Some researchers have hypothesized that the cytotoxicity of CNTs may also be related to the purity of CNTs. The impurities produced during the preparation of CNTs, such as transition metal residues, amorphous carbon, carbon nanoparticles, and graphite may cause CNTs to behave differently in microbial control (Liu et al. 2007a). Kang et al. (2007) provided direct evidence that highly purified SWNTs exhibit stronger antimicrobial activity than pristine SWNTs against E. coli. In another study (Kang et al. 2008a), they prepared MWNTs with different purities and found physical and chemical properties of MWNTs alter their cytotoxicity in bacterial systems. However, Simon-Deckers et al. (2009) found that the bactericidal activity of purified MWNTs (removal of catalyst Fe under high temperature) and pristine MWNTs was not significantly different, which was probably due to capping of Fe inside CNTs with interaction of the bacteria. Liu et al. (2009) also found that the cobalt residue does not have an impact on the SWNTs’ antibacterial activity. Although these studies have demonstrated that the effects of impurities (amorphous carbon and metal catalysts, etc.) on antimicrobial activity of CNTs were not so obvious, the purification procedures still played an important role in alterations of the surface chemistry of CNTs by increasing their structural defects or changing the aggregation, dispersion, and length, thus affecting their antibacterial activity.

External factors

As already mentioned, not only physicochemical properties of CNTs are important concerning antimicrobial properties but also the external factors such as CNTs’ dosage, treatment time, culture medium, and bacterial species matter. The dosage and treatment time dependence of CNTs on microbial pathogen inactivation was investigated by several studies. SWNT filter exhibited higher antibacterial activity against E. coli with the increase of SWNT loadings as filter coating (Brady-Estevez et al. 2008). Liu et al. (2009) proved that the antibacterial activity of SWNTs can be remarkably improved by increasing SWNT concentration. Yang et al. (2010) also confirmed the concentration and treatment time dependence of SWNTs with different lengths on their antimicrobial activity. Furthermore, SWNTs exhibited a strong antibacterial activity against Ralstonia solanacearum cells, the higher the concentration of SWNTs, the lower the survival rates of bacterial cells (Wang et al. 2013). Besides treatment time, incubation time is also known to affect the cytotoxicity of CNTs in bacteria inactivation. Incubation time-dependent bactericidal behavior in Gram-positive Bacillus subtilis exposed to SWNTs was observed; after longer incubation with SWNTs, cell inactivation increased (Kang et al. 2009).

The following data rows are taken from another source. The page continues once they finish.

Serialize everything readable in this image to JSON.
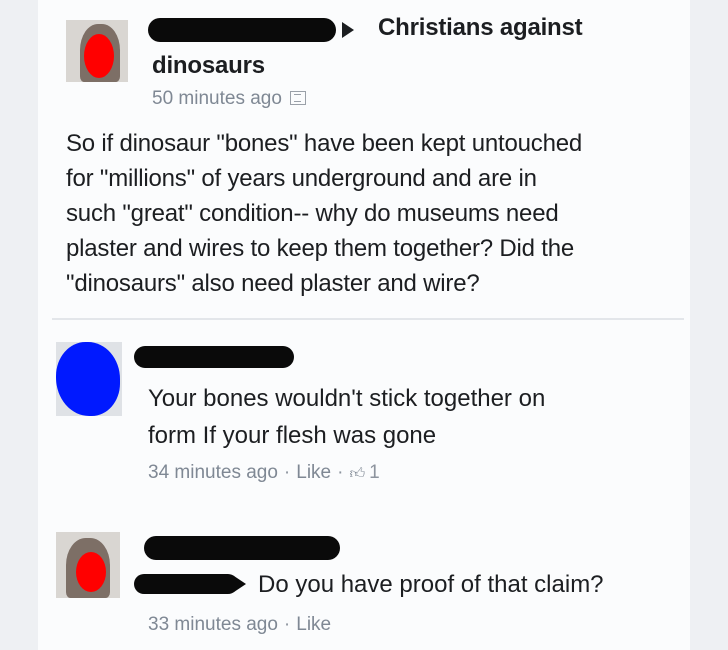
{
  "post": {
    "group_line1": "Christians against",
    "group_line2": "dinosaurs",
    "timestamp": "50 minutes ago",
    "privacy_icon": "globe-icon",
    "text_lines": [
      "So if dinosaur \"bones\" have been kept untouched",
      "for \"millions\" of years underground and are in",
      "such \"great\" condition-- why do museums need",
      "plaster and wires to keep them together?  Did the",
      "\"dinosaurs\" also need plaster and wire?"
    ]
  },
  "comments": [
    {
      "text_lines": [
        "Your bones wouldn't stick together on",
        "form If your flesh was gone"
      ],
      "timestamp": "34 minutes ago",
      "like_label": "Like",
      "like_count": "1",
      "like_icon": "thumbs-up-icon"
    },
    {
      "text": "Do you have proof of that claim?",
      "timestamp": "33 minutes ago",
      "like_label": "Like"
    }
  ],
  "colors": {
    "text": "#1c1e21",
    "meta": "#8d949e",
    "redaction": "#0a0a0a",
    "avatar_red": "#ff0000",
    "avatar_blue": "#0019ff"
  }
}
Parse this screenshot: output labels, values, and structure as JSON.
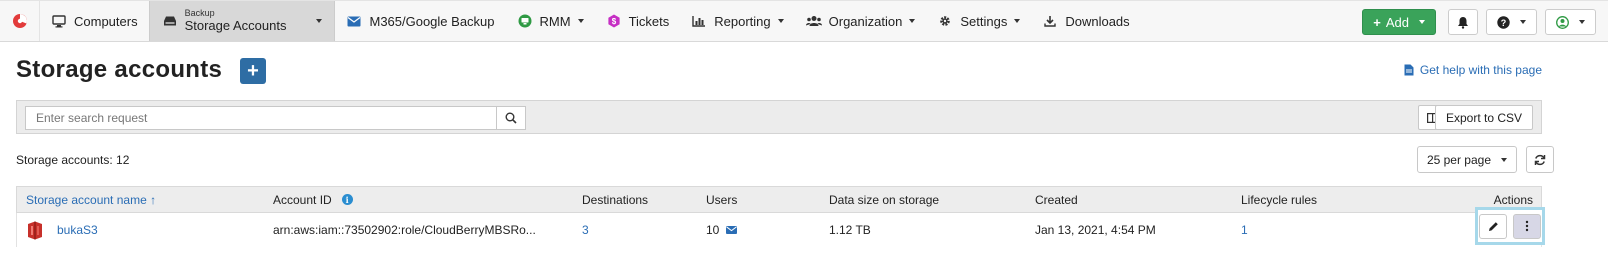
{
  "colors": {
    "brand": "#e23b3b",
    "link": "#2a6db5",
    "add": "#3aa35a",
    "primary": "#2e6da4",
    "highlight": "#a6d8ea"
  },
  "nav": {
    "items": [
      {
        "label": "Computers",
        "icon": "monitor-icon"
      },
      {
        "small": "Backup",
        "label": "Storage Accounts",
        "icon": "storage-icon",
        "active": true
      },
      {
        "label": "M365/Google Backup",
        "icon": "envelope-icon"
      },
      {
        "label": "RMM",
        "icon": "rmm-icon"
      },
      {
        "label": "Tickets",
        "icon": "tickets-icon"
      },
      {
        "label": "Reporting",
        "icon": "chart-icon"
      },
      {
        "label": "Organization",
        "icon": "users-icon"
      },
      {
        "label": "Settings",
        "icon": "gear-icon"
      },
      {
        "label": "Downloads",
        "icon": "download-icon"
      }
    ],
    "add_label": "Add"
  },
  "page": {
    "title": "Storage accounts",
    "help_link": "Get help with this page"
  },
  "search": {
    "placeholder": "Enter search request",
    "export_label": "Export to CSV"
  },
  "summary": {
    "count_text": "Storage accounts: 12",
    "per_page": "25 per page"
  },
  "table": {
    "headers": {
      "name": "Storage account name ↑",
      "account_id": "Account ID",
      "destinations": "Destinations",
      "users": "Users",
      "data_size": "Data size on storage",
      "created": "Created",
      "lifecycle": "Lifecycle rules",
      "actions": "Actions"
    },
    "rows": [
      {
        "name": "bukaS3",
        "account_id": "arn:aws:iam::73502902:role/CloudBerryMBSRo...",
        "destinations": "3",
        "users": "10",
        "data_size": "1.12 TB",
        "created": "Jan 13, 2021, 4:54 PM",
        "lifecycle": "1"
      }
    ]
  }
}
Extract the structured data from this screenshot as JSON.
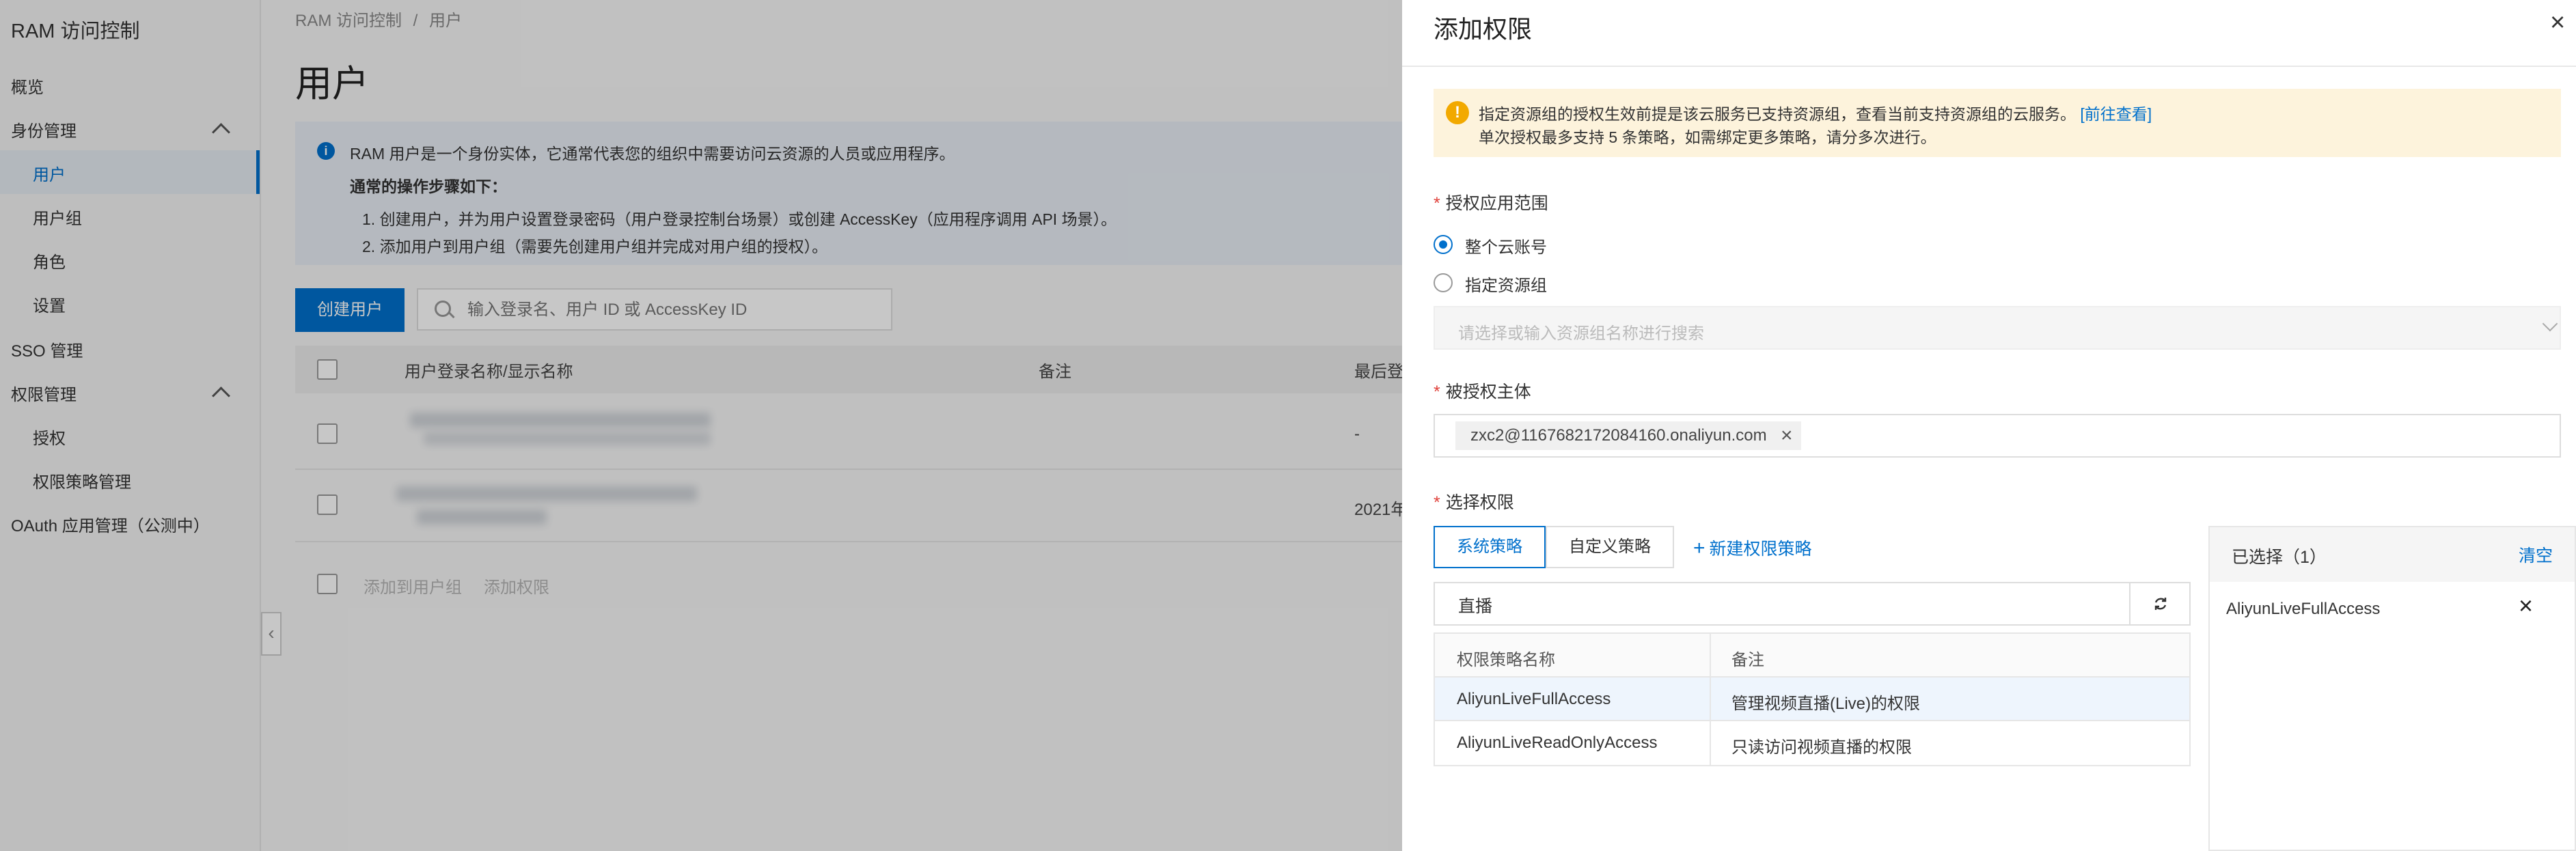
{
  "sidebar": {
    "title": "RAM 访问控制",
    "items": [
      {
        "label": "概览"
      },
      {
        "label": "身份管理"
      },
      {
        "label": "用户"
      },
      {
        "label": "用户组"
      },
      {
        "label": "角色"
      },
      {
        "label": "设置"
      },
      {
        "label": "SSO 管理"
      },
      {
        "label": "权限管理"
      },
      {
        "label": "授权"
      },
      {
        "label": "权限策略管理"
      },
      {
        "label": "OAuth 应用管理（公测中）"
      }
    ],
    "collapse_icon": "‹"
  },
  "breadcrumb": {
    "root": "RAM 访问控制",
    "sep": "/",
    "current": "用户"
  },
  "page": {
    "title": "用户",
    "info": {
      "line1": "RAM 用户是一个身份实体，它通常代表您的组织中需要访问云资源的人员或应用程序。",
      "line2": "通常的操作步骤如下：",
      "line3": "1. 创建用户，并为用户设置登录密码（用户登录控制台场景）或创建 AccessKey（应用程序调用 API 场景）。",
      "line4": "2. 添加用户到用户组（需要先创建用户组并完成对用户组的授权）。"
    },
    "create_button": "创建用户",
    "search_placeholder": "输入登录名、用户 ID 或 AccessKey ID",
    "table": {
      "columns": [
        "用户登录名称/显示名称",
        "备注",
        "最后登"
      ],
      "rows": [
        {
          "last_login": "-"
        },
        {
          "last_login": "2021年"
        }
      ]
    },
    "footer": {
      "add_to_group": "添加到用户组",
      "add_permission": "添加权限"
    }
  },
  "drawer": {
    "title": "添加权限",
    "close_icon": "×",
    "warning": {
      "line1": "指定资源组的授权生效前提是该云服务已支持资源组，查看当前支持资源组的云服务。",
      "link": "[前往查看]",
      "line2": "单次授权最多支持 5 条策略，如需绑定更多策略，请分多次进行。"
    },
    "scope": {
      "label": "授权应用范围",
      "option_account": "整个云账号",
      "option_group": "指定资源组",
      "selected": "整个云账号",
      "group_placeholder": "请选择或输入资源组名称进行搜索"
    },
    "principal": {
      "label": "被授权主体",
      "value": "zxc2@1167682172084160.onaliyun.com"
    },
    "policy": {
      "label": "选择权限",
      "tab_system": "系统策略",
      "tab_custom": "自定义策略",
      "new_policy": "新建权限策略",
      "search_value": "直播",
      "columns": [
        "权限策略名称",
        "备注"
      ],
      "rows": [
        {
          "name": "AliyunLiveFullAccess",
          "note": "管理视频直播(Live)的权限",
          "selected": true
        },
        {
          "name": "AliyunLiveReadOnlyAccess",
          "note": "只读访问视频直播的权限",
          "selected": false
        }
      ]
    },
    "selected": {
      "title": "已选择（1）",
      "clear": "清空",
      "items": [
        "AliyunLiveFullAccess"
      ]
    }
  },
  "colors": {
    "accent": "#0070cc",
    "warning": "#f2a900",
    "warning_bg": "#fdf3dc"
  }
}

There also exists a strong dependence of antimicrobial activity of CNTs with the quality of the dispersant. Surfactants such as Tween-20 (Liu et al. 2009), sodium cholate (Dong et al. 2012), or Triton-X (Alpatova et al. 2010) were used to ease the dispersion of CNTs in water for microbial attachment on CNTs’ surface. The effects of dispersed agents on the antibacterial activities of SWNTs were explored, and stronger antimicrobial activity in DI water and 0.9% NaCl solution was observed, but no exhibition of antimicrobial activity in PBS buffer and brain heart infusion broth (Arias & Yang 2009). Furthermore, SWNTs were dispersed in water using a range of natural (gum arabic, amylose, Suwannee River natural organic matter) and synthetic (polyvinyl pyrrolidone, Triton X-100) dispersing agents. The cell viability of E. coli was affected only by SWNTs dispersed using cytotoxic dispersant Triton X-100 (Alpatova et al. 2010). Recently, sodium cholate surfactant was reported to efficiently disperse bundled nanotubes into suspensions of individual nanotubes and exhibited high antibacterial effect and low toxicity (Dong et al. 2012). In addition, the degree and kind of aggregation, the stabilization effects by organic matter, and the bioavailability of the CNTs also affect the CNTs’ performance as a disinfectant.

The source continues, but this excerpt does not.